Worth being precise about. Each item below is named in the codebase as a candidate seam for follow-on work; the order is roughly the order I’d take them in.

  • Sequential validity dependence between IL transactions. EIP-7805’s payload-construction notes that an IL transaction can become valid because an earlier IL transaction was appended; the current CompliantWith predicate quantifies per-transaction independently against the final block. Capturing this is the highest-leverage open item. Structurally invasive: the validity predicate would need to take a list of “tentatively appended transactions” as a parameter, and the case analysis in the safety proof would change shape.
  • Balance-aware concrete validity. The current concrete model tracks per-sender nonces only. A balance-aware variant would let me formalise the balance-drain attack (§3.2) end-to-end against the same PoS-derived chain. Same proof shape; the case surface roughly doubles.
  • EIP-8141 Frame Transactions. Would need to formalise the bounded validation-prefix replay rule from the FOCIL :handshake: Native Account Abstraction thread. Bigger scope; better as a separate piece of work.
  • Equivocator detection. state.equivocators is taken as input. Modelling on_inclusion_list and proving it correctly populates the equivocator set would close the input-vs-derived gap.
  • IL gossip / network model. Network adversaries that selectively delay IL propagation reduce the effective committee size. Currently captured only as a precondition (il ∈ state.stored_ils).
  • Stake weighting. Each validator counts as one unit; the counting argument generalises to weighted sums. Routine.
  • Liveness. This is a safety-only formalisation. A liveness companion (a compliant block always exists at every slot) is a separate research direction.

5. Reproducing the audit

Five pure safety theorems are zero-axiom. The PoS-derived chain inherits propext and Quot.sound via omega and simp on List.length lemmas; nothing else.

To check this yourself:

cat > AuditAxioms.lean <<'EOF'
import FocilLean4

#print axioms Focil.focil_one_of_n_protection
#print axioms Focil.focil_censorship_resistance
#print axioms Focil.censoring_block_not_canonical
#print axioms Focil.canonical_implies_compliant
#print axioms Focil.focil_concrete_safety
#print axioms Focil.focil_concrete_pos_safety
#print axioms Focil.focil_concrete_pos_censoring_block_not_canonical
EOF
lake env lean AuditAxioms.lean

The five pure theorems should report does not depend on any axioms; the PoS/concrete chain reports [propext, Quot.sound]. The build is Mathlib-free; lean-toolchain pins Lean 4.29.1; cold-cache build is on the order of tens of seconds.

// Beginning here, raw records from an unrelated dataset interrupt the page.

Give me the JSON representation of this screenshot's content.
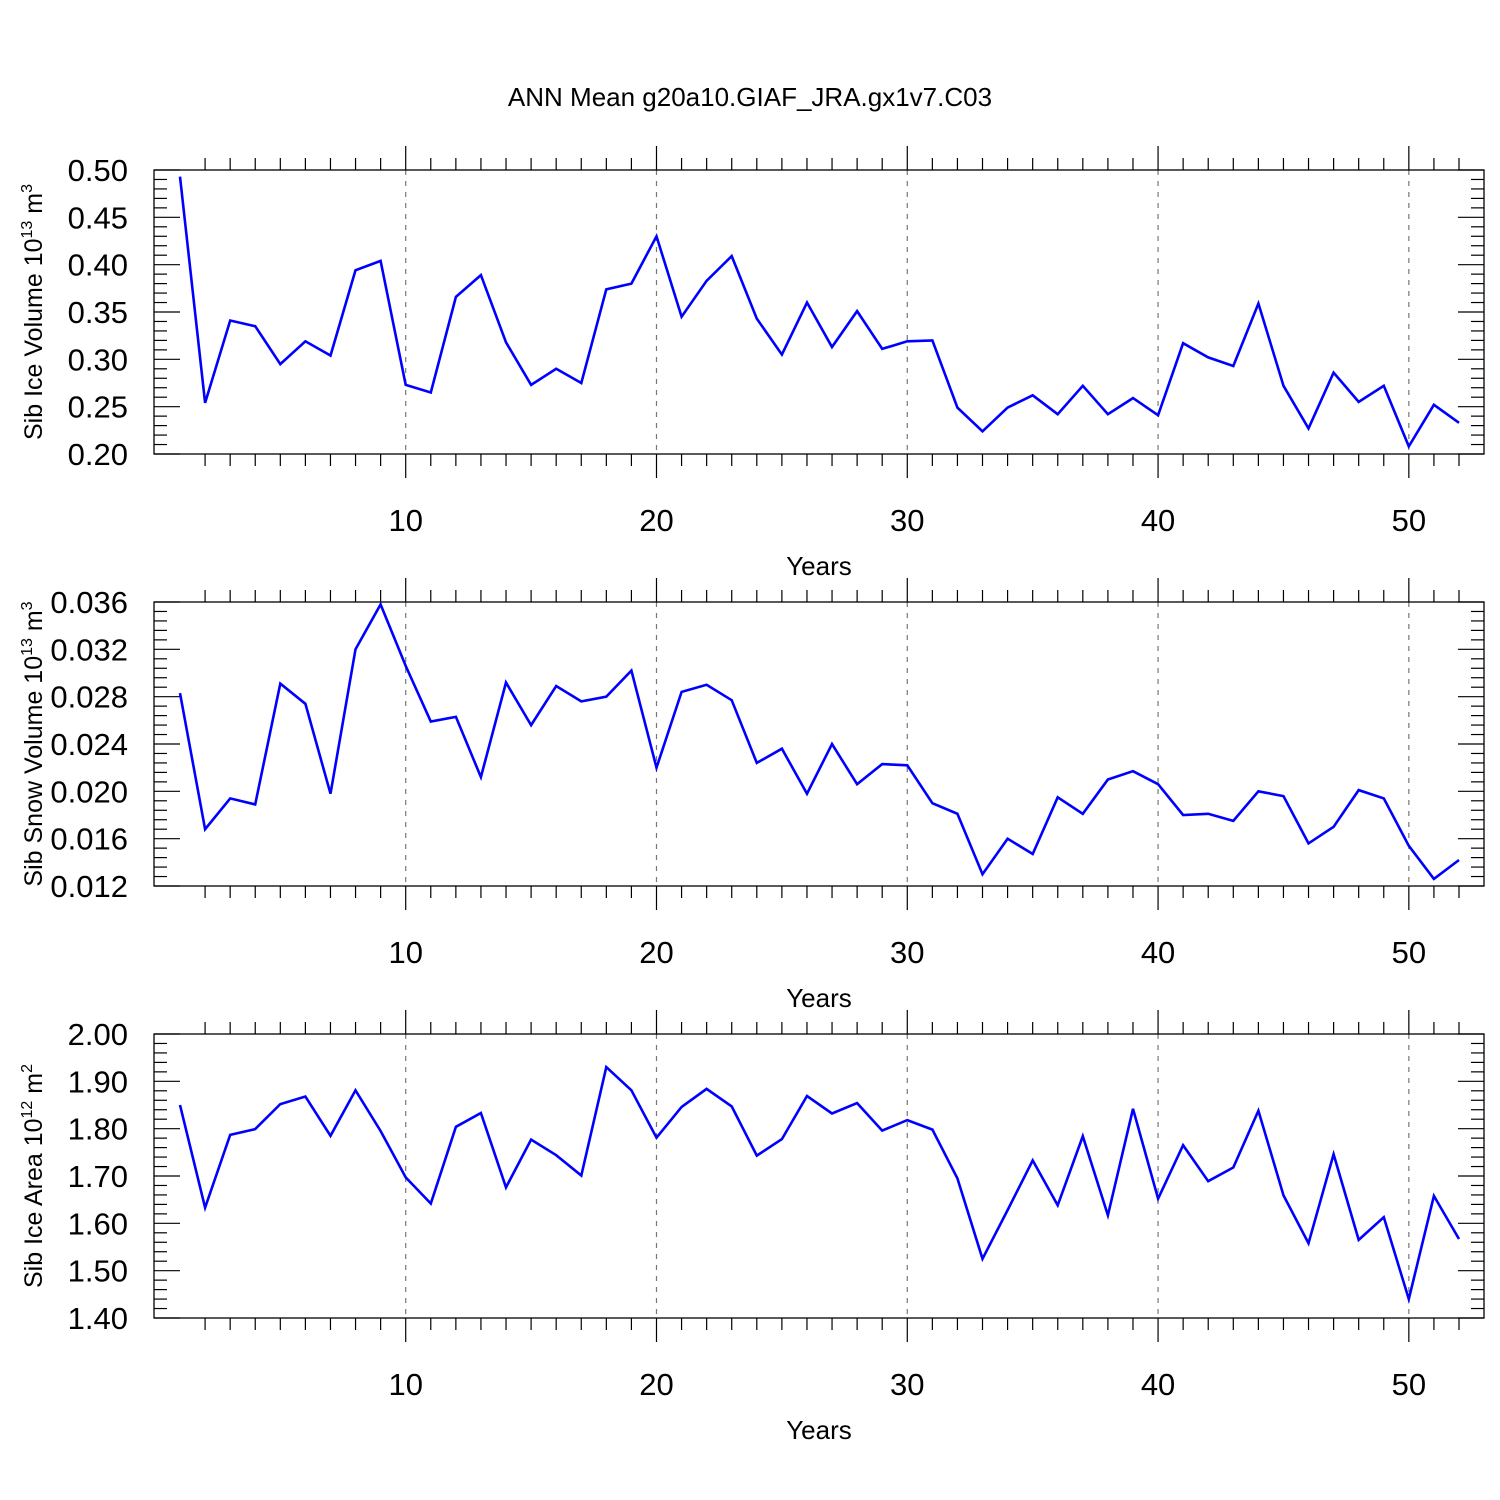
{
  "title": "ANN Mean g20a10.GIAF_JRA.gx1v7.C03",
  "colors": {
    "line": "#0000ff",
    "grid": "#777777",
    "axis": "#000000"
  },
  "chart_data": [
    {
      "type": "line",
      "ylabel": "Sib Ice Volume 10",
      "ylabel_exp": "13",
      "ylabel_unit": " m",
      "ylabel_unit_exp": "3",
      "xlabel": "Years",
      "xlim": [
        1,
        52
      ],
      "ylim": [
        0.2,
        0.5
      ],
      "yticks": [
        "0.20",
        "0.25",
        "0.30",
        "0.35",
        "0.40",
        "0.45",
        "0.50"
      ],
      "xticks": [
        "10",
        "20",
        "30",
        "40",
        "50"
      ],
      "grid": "vertical dashed at major x ticks",
      "x": [
        1,
        2,
        3,
        4,
        5,
        6,
        7,
        8,
        9,
        10,
        11,
        12,
        13,
        14,
        15,
        16,
        17,
        18,
        19,
        20,
        21,
        22,
        23,
        24,
        25,
        26,
        27,
        28,
        29,
        30,
        31,
        32,
        33,
        34,
        35,
        36,
        37,
        38,
        39,
        40,
        41,
        42,
        43,
        44,
        45,
        46,
        47,
        48,
        49,
        50,
        51,
        52
      ],
      "values": [
        0.493,
        0.254,
        0.341,
        0.335,
        0.295,
        0.319,
        0.304,
        0.394,
        0.404,
        0.273,
        0.265,
        0.366,
        0.389,
        0.318,
        0.273,
        0.29,
        0.275,
        0.374,
        0.38,
        0.43,
        0.345,
        0.383,
        0.409,
        0.343,
        0.305,
        0.36,
        0.313,
        0.351,
        0.311,
        0.319,
        0.32,
        0.249,
        0.224,
        0.249,
        0.262,
        0.242,
        0.272,
        0.242,
        0.259,
        0.241,
        0.317,
        0.302,
        0.293,
        0.359,
        0.272,
        0.227,
        0.286,
        0.255,
        0.272,
        0.208,
        0.252,
        0.233
      ]
    },
    {
      "type": "line",
      "ylabel": "Sib Snow Volume 10",
      "ylabel_exp": "13",
      "ylabel_unit": " m",
      "ylabel_unit_exp": "3",
      "xlabel": "Years",
      "xlim": [
        1,
        52
      ],
      "ylim": [
        0.012,
        0.036
      ],
      "yticks": [
        "0.012",
        "0.016",
        "0.020",
        "0.024",
        "0.028",
        "0.032",
        "0.036"
      ],
      "xticks": [
        "10",
        "20",
        "30",
        "40",
        "50"
      ],
      "grid": "vertical dashed at major x ticks",
      "x": [
        1,
        2,
        3,
        4,
        5,
        6,
        7,
        8,
        9,
        10,
        11,
        12,
        13,
        14,
        15,
        16,
        17,
        18,
        19,
        20,
        21,
        22,
        23,
        24,
        25,
        26,
        27,
        28,
        29,
        30,
        31,
        32,
        33,
        34,
        35,
        36,
        37,
        38,
        39,
        40,
        41,
        42,
        43,
        44,
        45,
        46,
        47,
        48,
        49,
        50,
        51,
        52
      ],
      "values": [
        0.0283,
        0.0168,
        0.0194,
        0.0189,
        0.0291,
        0.0274,
        0.0198,
        0.032,
        0.0358,
        0.0306,
        0.0259,
        0.0263,
        0.0212,
        0.0292,
        0.0256,
        0.0289,
        0.0276,
        0.028,
        0.0302,
        0.022,
        0.0284,
        0.029,
        0.0277,
        0.0224,
        0.0236,
        0.0198,
        0.024,
        0.0206,
        0.0223,
        0.0222,
        0.019,
        0.0181,
        0.013,
        0.016,
        0.0147,
        0.0195,
        0.0181,
        0.021,
        0.0217,
        0.0206,
        0.018,
        0.0181,
        0.0175,
        0.02,
        0.0196,
        0.0156,
        0.017,
        0.0201,
        0.0194,
        0.0154,
        0.0126,
        0.0142
      ]
    },
    {
      "type": "line",
      "ylabel": "Sib Ice Area 10",
      "ylabel_exp": "12",
      "ylabel_unit": " m",
      "ylabel_unit_exp": "2",
      "xlabel": "Years",
      "xlim": [
        1,
        52
      ],
      "ylim": [
        1.4,
        2.0
      ],
      "yticks": [
        "1.40",
        "1.50",
        "1.60",
        "1.70",
        "1.80",
        "1.90",
        "2.00"
      ],
      "xticks": [
        "10",
        "20",
        "30",
        "40",
        "50"
      ],
      "grid": "vertical dashed at major x ticks",
      "x": [
        1,
        2,
        3,
        4,
        5,
        6,
        7,
        8,
        9,
        10,
        11,
        12,
        13,
        14,
        15,
        16,
        17,
        18,
        19,
        20,
        21,
        22,
        23,
        24,
        25,
        26,
        27,
        28,
        29,
        30,
        31,
        32,
        33,
        34,
        35,
        36,
        37,
        38,
        39,
        40,
        41,
        42,
        43,
        44,
        45,
        46,
        47,
        48,
        49,
        50,
        51,
        52
      ],
      "values": [
        1.85,
        1.633,
        1.787,
        1.799,
        1.852,
        1.868,
        1.785,
        1.881,
        1.795,
        1.697,
        1.642,
        1.804,
        1.833,
        1.676,
        1.777,
        1.744,
        1.701,
        1.93,
        1.881,
        1.781,
        1.846,
        1.884,
        1.847,
        1.743,
        1.778,
        1.869,
        1.832,
        1.854,
        1.796,
        1.818,
        1.798,
        1.695,
        1.525,
        1.628,
        1.733,
        1.638,
        1.784,
        1.617,
        1.842,
        1.652,
        1.765,
        1.689,
        1.718,
        1.838,
        1.659,
        1.558,
        1.746,
        1.565,
        1.613,
        1.44,
        1.658,
        1.567
      ]
    }
  ]
}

6. Questions I’d value feedback on

Roughly in order of importance:

  • §3.1 (equivocation as a censorship channel): is this an acceptable trade-off as written, or an item the spec should attach a slashing rule to?
  • §3.2 (adversarial validity changes): is this a known concern with a settled position elsewhere I haven’t found?
  • §3.3 (the quantifier-scope subtlety): does this read as substantive to others, or as a stylistic artifact of the way I chose to model the fork-choice rule?

Beyond those, the most useful contribution opportunity in my read is the first item in §4: refining CompliantWith to capture sequential dependence.

License is CC0-1.0, matching the EIPs. Happy to discuss any of the above either here or as GitHub issues.